突如其来的拥抱让北尘一惊,顿了顿,一只手附在涣儿背上,轻轻地抱着她,内疚地问道:“胸口还疼吗?都是我不好。”

        涣儿摇摇头,“身体伤了,心就不会痛了。”说着,把头深深地埋在北尘的胸口,北尘抱着她的手也紧了紧。

        “师兄,今日是我的生辰”,涣儿哽咽着,“以前每年的生辰都有娘亲陪我的,以后再也不会有了。”

        北尘是不过生日的,亲人已逝,又何必追忆来路?自然想不起来去关心涣儿的生辰是哪一天,也从没有问过。

        “我从小失爱于爹爹,与娘亲相依为命,娘亲身子一直不好,她的病本就在心。爹爹一向对她不闻不问,每年除了年节,见一面都难,哥哥从小就被爹爹强留在身边,不让他们母子见面,娘亲思念哥哥,整日郁郁寡欢,不能哭、不能抱怨,就只能生病了。
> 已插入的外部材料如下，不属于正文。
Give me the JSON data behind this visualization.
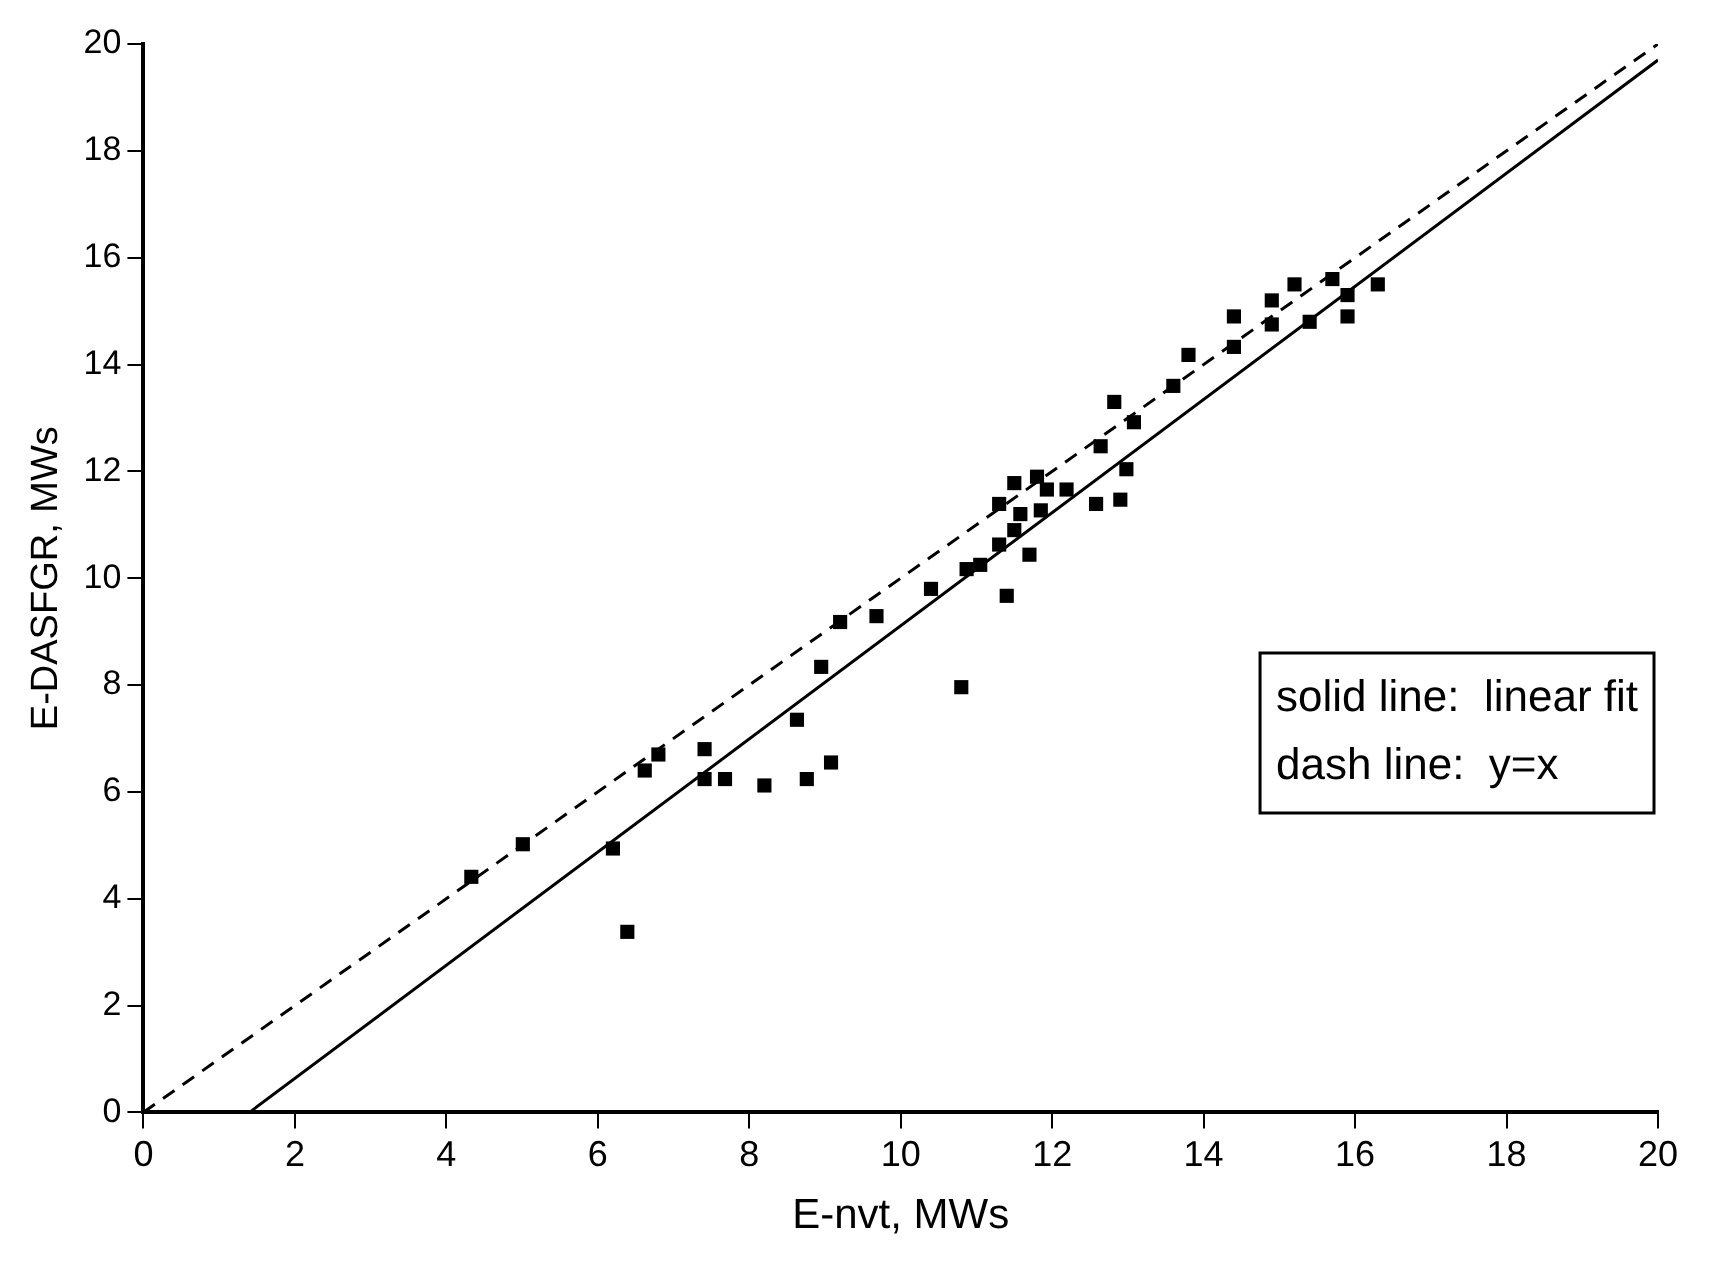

小时候我常常在想,娘亲那么美,那么温柔,为何爹爹不喜欢她?等我长大了,我才明白,不过是利用过后又心生忌惮罢了!”

        涣儿再次哭的无法言语,身体一直不停地颤抖,一只手抱住北尘的背,一只手紧紧地抓着他的衣襟,好像稍一放手,眼前这个人就会消失一样。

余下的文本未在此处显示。